Türkiye Bilimsel ve Teknolojik Araştırma Kurumu (TÜBİTAK) Başkanı Prof. Dr. Hasan Mandal, Türkiye’nin deprem tehlike haritasının güncellenmesi için çalışmalar yürüttüklerini belirterek, bu kapsamda 22 üniversite, 100 araştırmacı ve 90 öğrencinin yürüttüğü çalışmalarla 2025 yılının sonuna kadar Türkiye’nin tüm aktif, diri fay hatlarının kamuoyuyla paylaşılacağını söyledi.

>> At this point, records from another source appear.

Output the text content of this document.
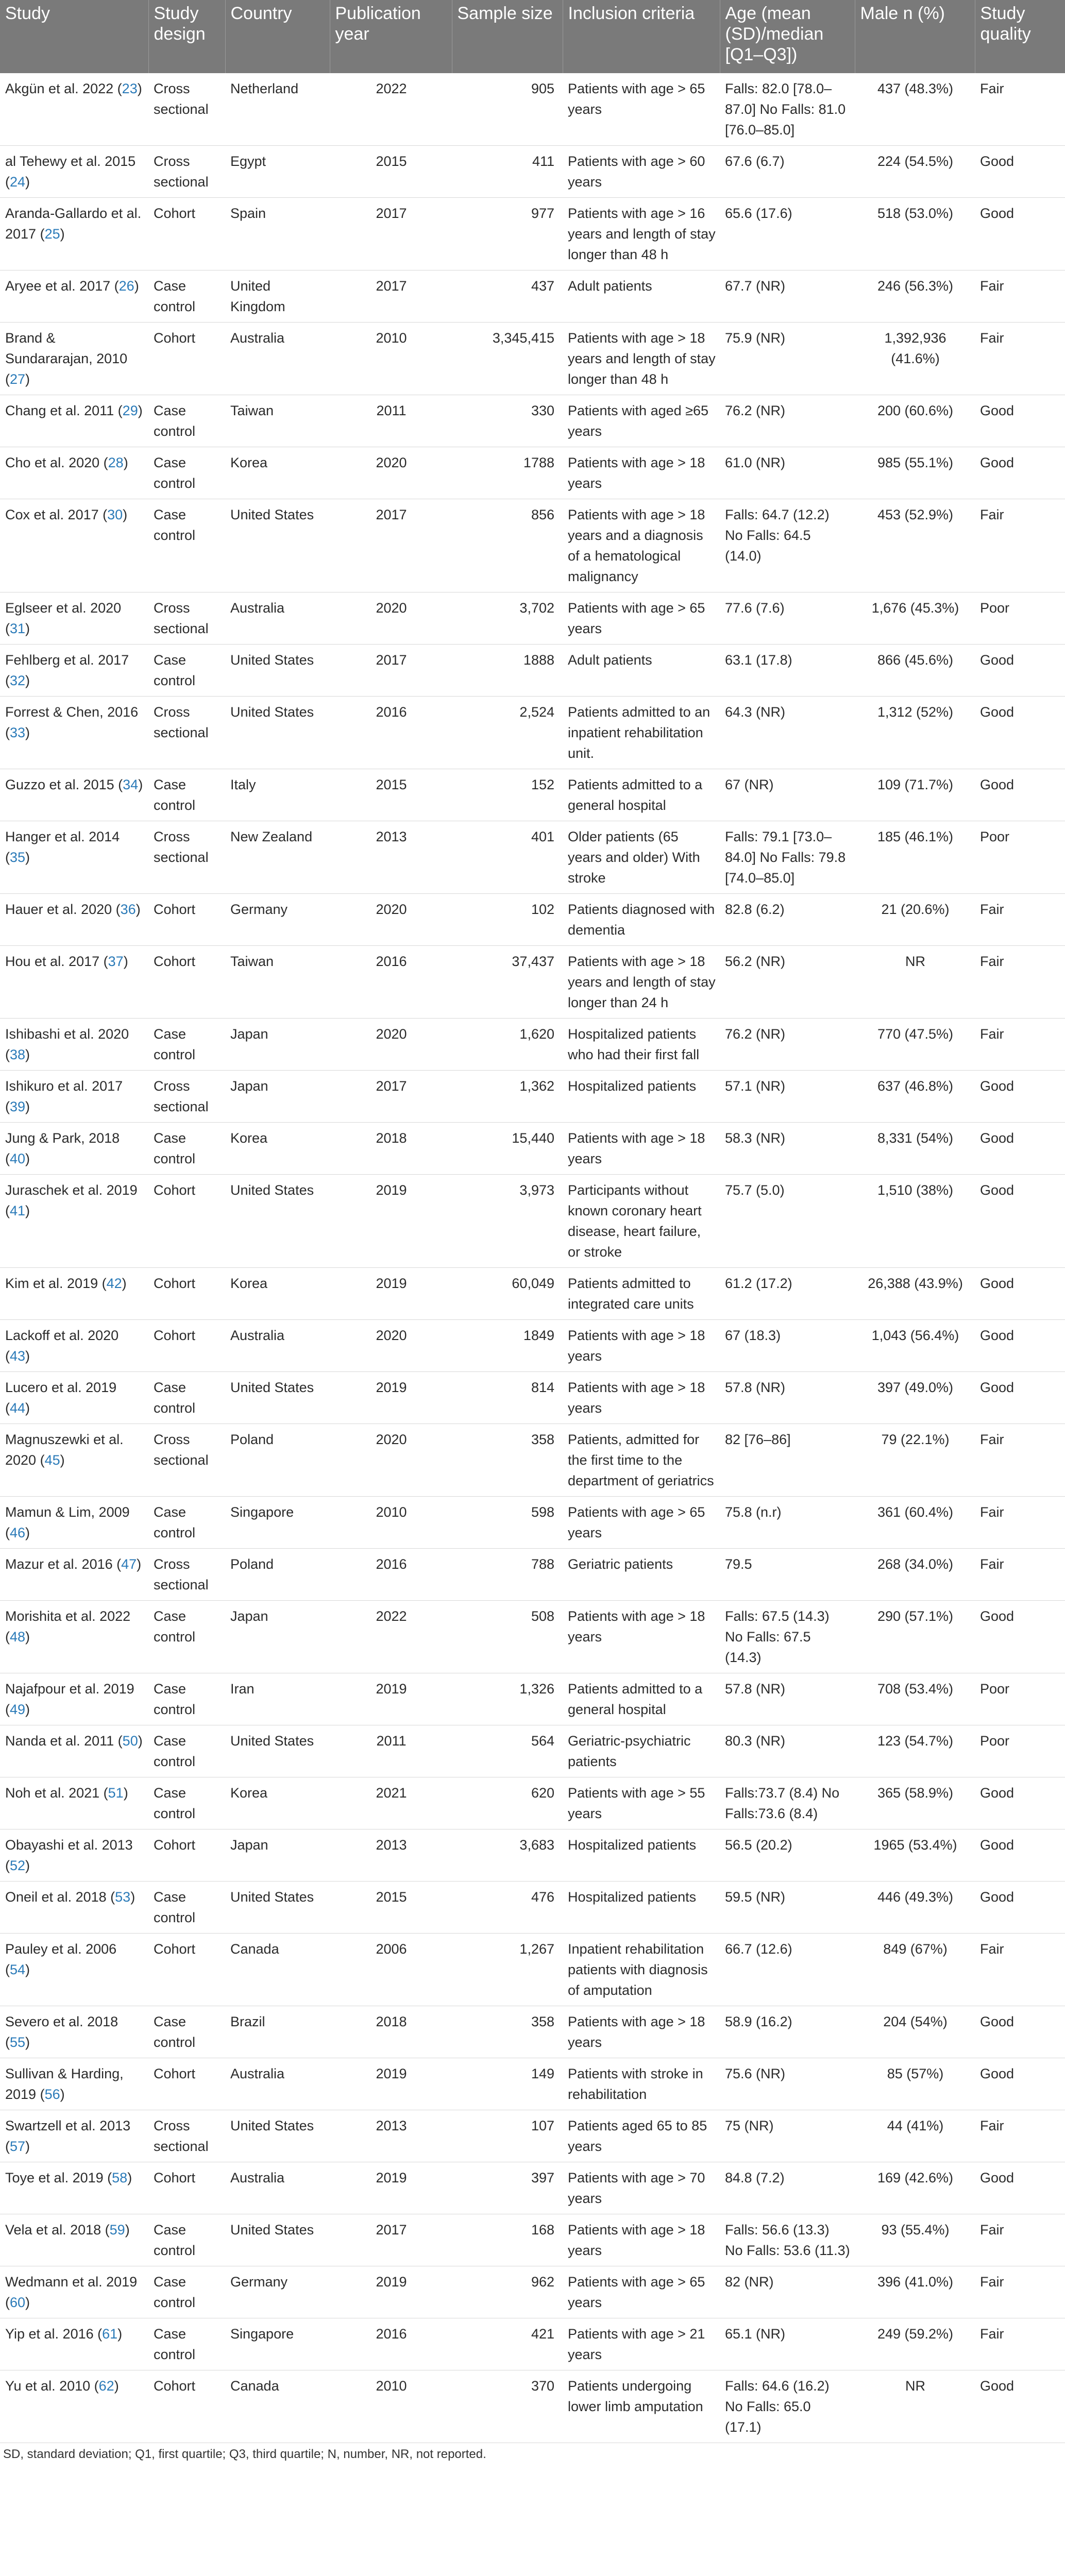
Study	Study design	Country	Publication year	Sample size	Inclusion criteria	Age (mean (SD)/median [Q1–Q3])	Male n (%)	Study quality
Akgün et al. 2022 (23)	Cross sectional	Netherland	2022	905	Patients with age > 65 years	Falls: 82.0 [78.0–87.0] No Falls: 81.0 [76.0–85.0]	437 (48.3%)	Fair
al Tehewy et al. 2015 (24)	Cross sectional	Egypt	2015	411	Patients with age > 60 years	67.6 (6.7)	224 (54.5%)	Good
Aranda-Gallardo et al. 2017 (25)	Cohort	Spain	2017	977	Patients with age > 16 years and length of stay longer than 48 h	65.6 (17.6)	518 (53.0%)	Good
Aryee et al. 2017 (26)	Case control	United Kingdom	2017	437	Adult patients	67.7 (NR)	246 (56.3%)	Fair
Brand & Sundararajan, 2010 (27)	Cohort	Australia	2010	3,345,415	Patients with age > 18 years and length of stay longer than 48 h	75.9 (NR)	1,392,936 (41.6%)	Fair
Chang et al. 2011 (29)	Case control	Taiwan	2011	330	Patients with aged ≥65 years	76.2 (NR)	200 (60.6%)	Good
Cho et al. 2020 (28)	Case control	Korea	2020	1788	Patients with age > 18 years	61.0 (NR)	985 (55.1%)	Good
Cox et al. 2017 (30)	Case control	United States	2017	856	Patients with age > 18 years and a diagnosis of a hematological malignancy	Falls: 64.7 (12.2) No Falls: 64.5 (14.0)	453 (52.9%)	Fair
Eglseer et al. 2020 (31)	Cross sectional	Australia	2020	3,702	Patients with age > 65 years	77.6 (7.6)	1,676 (45.3%)	Poor
Fehlberg et al. 2017 (32)	Case control	United States	2017	1888	Adult patients	63.1 (17.8)	866 (45.6%)	Good
Forrest & Chen, 2016 (33)	Cross sectional	United States	2016	2,524	Patients admitted to an inpatient rehabilitation unit.	64.3 (NR)	1,312 (52%)	Good
Guzzo et al. 2015 (34)	Case control	Italy	2015	152	Patients admitted to a general hospital	67 (NR)	109 (71.7%)	Good
Hanger et al. 2014 (35)	Cross sectional	New Zealand	2013	401	Older patients (65 years and older) With stroke	Falls: 79.1 [73.0–84.0] No Falls: 79.8 [74.0–85.0]	185 (46.1%)	Poor
Hauer et al. 2020 (36)	Cohort	Germany	2020	102	Patients diagnosed with dementia	82.8 (6.2)	21 (20.6%)	Fair
Hou et al. 2017 (37)	Cohort	Taiwan	2016	37,437	Patients with age > 18 years and length of stay longer than 24 h	56.2 (NR)	NR	Fair
Ishibashi et al. 2020 (38)	Case control	Japan	2020	1,620	Hospitalized patients who had their first fall	76.2 (NR)	770 (47.5%)	Fair
Ishikuro et al. 2017 (39)	Cross sectional	Japan	2017	1,362	Hospitalized patients	57.1 (NR)	637 (46.8%)	Good
Jung & Park, 2018 (40)	Case control	Korea	2018	15,440	Patients with age > 18 years	58.3 (NR)	8,331 (54%)	Good
Juraschek et al. 2019 (41)	Cohort	United States	2019	3,973	Participants without known coronary heart disease, heart failure, or stroke	75.7 (5.0)	1,510 (38%)	Good
Kim et al. 2019 (42)	Cohort	Korea	2019	60,049	Patients admitted to integrated care units	61.2 (17.2)	26,388 (43.9%)	Good
Lackoff et al. 2020 (43)	Cohort	Australia	2020	1849	Patients with age > 18 years	67 (18.3)	1,043 (56.4%)	Good
Lucero et al. 2019 (44)	Case control	United States	2019	814	Patients with age > 18 years	57.8 (NR)	397 (49.0%)	Good
Magnuszewki et al. 2020 (45)	Cross sectional	Poland	2020	358	Patients, admitted for the first time to the department of geriatrics	82 [76–86]	79 (22.1%)	Fair
Mamun & Lim, 2009 (46)	Case control	Singapore	2010	598	Patients with age > 65 years	75.8 (n.r)	361 (60.4%)	Fair
Mazur et al. 2016 (47)	Cross sectional	Poland	2016	788	Geriatric patients	79.5	268 (34.0%)	Fair
Morishita et al. 2022 (48)	Case control	Japan	2022	508	Patients with age > 18 years	Falls: 67.5 (14.3) No Falls: 67.5 (14.3)	290 (57.1%)	Good
Najafpour et al. 2019 (49)	Case control	Iran	2019	1,326	Patients admitted to a general hospital	57.8 (NR)	708 (53.4%)	Poor
Nanda et al. 2011 (50)	Case control	United States	2011	564	Geriatric-psychiatric patients	80.3 (NR)	123 (54.7%)	Poor
Noh et al. 2021 (51)	Case control	Korea	2021	620	Patients with age > 55 years	Falls:73.7 (8.4) No Falls:73.6 (8.4)	365 (58.9%)	Good
Obayashi et al. 2013 (52)	Cohort	Japan	2013	3,683	Hospitalized patients	56.5 (20.2)	1965 (53.4%)	Good
Oneil et al. 2018 (53)	Case control	United States	2015	476	Hospitalized patients	59.5 (NR)	446 (49.3%)	Good
Pauley et al. 2006 (54)	Cohort	Canada	2006	1,267	Inpatient rehabilitation patients with diagnosis of amputation	66.7 (12.6)	849 (67%)	Fair
Severo et al. 2018 (55)	Case control	Brazil	2018	358	Patients with age > 18 years	58.9 (16.2)	204 (54%)	Good
Sullivan & Harding, 2019 (56)	Cohort	Australia	2019	149	Patients with stroke in rehabilitation	75.6 (NR)	85 (57%)	Good
Swartzell et al. 2013 (57)	Cross sectional	United States	2013	107	Patients aged 65 to 85 years	75 (NR)	44 (41%)	Fair
Toye et al. 2019 (58)	Cohort	Australia	2019	397	Patients with age > 70 years	84.8 (7.2)	169 (42.6%)	Good
Vela et al. 2018 (59)	Case control	United States	2017	168	Patients with age > 18 years	Falls: 56.6 (13.3) No Falls: 53.6 (11.3)	93 (55.4%)	Fair
Wedmann et al. 2019 (60)	Case control	Germany	2019	962	Patients with age > 65 years	82 (NR)	396 (41.0%)	Fair
Yip et al. 2016 (61)	Case control	Singapore	2016	421	Patients with age > 21 years	65.1 (NR)	249 (59.2%)	Fair
Yu et al. 2010 (62)	Cohort	Canada	2010	370	Patients undergoing lower limb amputation	Falls: 64.6 (16.2) No Falls: 65.0 (17.1)	NR	Good
SD, standard deviation; Q1, first quartile; Q3, third quartile; N, number, NR, not reported.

Araştırma platformu kuruldu
TÜBİTAK yöneticiliğinde, Afet ve Acil Durum Yönetimi, Maden Tetkik ve Arama, Türkiye Belediyeler Birliği (TBB) ve 22 üniversite işbirliğiyle “Türkiye Deprem Tehlike Haritası”nı güncelleme çalışmaları kapsamında Türkiye Diri Faylarının Paleosismolojik Özelliklerinin Belirlenmesi Araştırma Platformu kuruldu.

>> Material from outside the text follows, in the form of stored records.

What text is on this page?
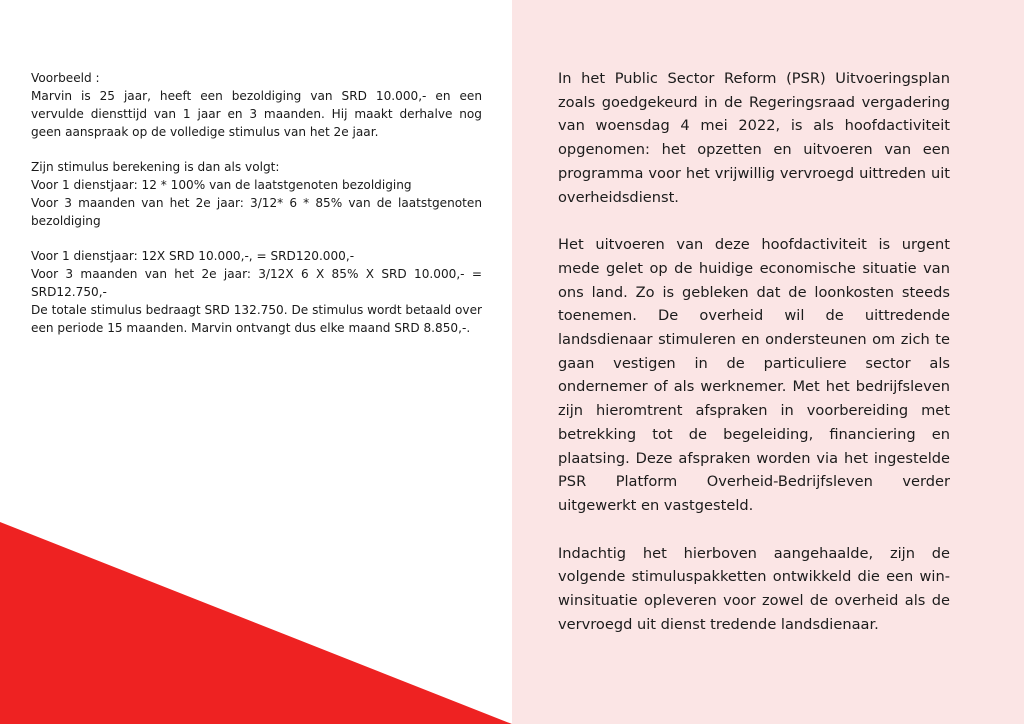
Voorbeeld :

Marvin is 25 jaar, heeft een bezoldiging van SRD 10.000,- en een vervulde diensttijd van 1 jaar en 3 maanden. Hij maakt derhalve nog geen aanspraak op de volledige stimulus van het 2e jaar.

Zijn stimulus berekening is dan als volgt:

Voor 1 dienstjaar: 12 * 100% van de laatstgenoten bezoldiging

Voor 3 maanden van het 2e jaar: 3/12* 6 * 85% van de laatstgenoten bezoldiging

Voor 1 dienstjaar: 12X SRD 10.000,-, = SRD120.000,-

Voor 3 maanden van het 2e jaar: 3/12X 6 X 85% X SRD 10.000,- = SRD12.750,-

De totale stimulus bedraagt SRD 132.750. De stimulus wordt betaald over een periode 15 maanden. Marvin ontvangt dus elke maand SRD 8.850,-.

In het Public Sector Reform (PSR) Uitvoeringsplan zoals goedgekeurd in de Regeringsraad vergadering van woensdag 4 mei 2022, is als hoofdactiviteit opgenomen: het opzetten en uitvoeren van een programma voor het vrijwillig vervroegd uittreden uit overheidsdienst.

Het uitvoeren van deze hoofdactiviteit is urgent mede gelet op de huidige economische situatie van ons land. Zo is gebleken dat de loonkosten steeds toenemen. De overheid wil de uittredende landsdienaar stimuleren en ondersteunen om zich te gaan vestigen in de particuliere sector als ondernemer of als werknemer. Met het bedrijfsleven zijn hieromtrent afspraken in voorbereiding met betrekking tot de begeleiding, financiering en plaatsing. Deze afspraken worden via het ingestelde PSR Platform Overheid-Bedrijfsleven verder uitgewerkt en vastgesteld.

Indachtig het hierboven aangehaalde, zijn de volgende stimuluspakketten ontwikkeld die een win-winsituatie opleveren voor zowel de overheid als de vervroegd uit dienst tredende landsdienaar.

Platform, söz konusu üniversitelerin ilgili birimlerinden 100 bilim insanı ile araştırmacı ve bursiyerlerden oluşan 90 kişilik ekip tarafından yaklaşık 10 aydır 19 ayrı noktada 128 diri fayda Türkiye Paleosismoloji Arastirmalari Projesi (P/SISMOTÜRK) kapsamında çalışmalarını tüm hızıyla sürdürüyor.
Gece gündüz çalışılıyor
Mandal,6 Şubat 2023’te meydana gelen 7,7 büyüklüğündeki depremlerin ilkinin yaşandığı Pazarcık’ta paleosismolojik araştırma gerçekleştirdiklerini hatırlatarak, yaşanan felaketin acısını halen unutmadıklarını, bu bağlamda geleceğe yönelik bilim temelli çözümler oluşturmak için gece gündüz çalışmalar yürüttüklerini aktardı.Diri faylar veya fay segmentleri üzerinde paleosismoloji temelli yürütülen çalışmalarla “Türkiye Deprem Tehlike Haritası”nın güncelleneceğini anlatan Mandal,”2025 yılının sonuna kadar Türkiye’nin tüm aktif, diri fay hatlarının paleosismolojik haritalarını çıkarmış olacağız ve bu bütün kamuoyuyla paylaşılacak.” dedi.
Yeni bir fay
tespit edildi
Dokuz Eylül Üniversitesi Genel Jeoloji Ana Bilim Dalı Öğretim Üyesi ve AFAD Bilimsel Destek Kurulu Üyesi Prof. Dr. Hasan Sözbilir de proje kapsamında Narlı fayı üzerinde başlattıkları çalışmada şu ana kadar 2 hendek açtıklarını belirtti.Hendeklerde yapılan incelemede, 6 Şubat 2023’teki depremlerde Narlı fayının kırılmadığını, bunun yanında yeni bir fay hattının daha doğduğunu tespit ettiklerini anlatan Sözbilir, “Depremle birlikte fayın hareketinin nasıl olduğunu görebiliyoruz. Bu harekete baktığımızda buradaki hareketin Narlı fayının hareketiyle çok fazla uyuşmadığını saptamış durumdayız” dedi.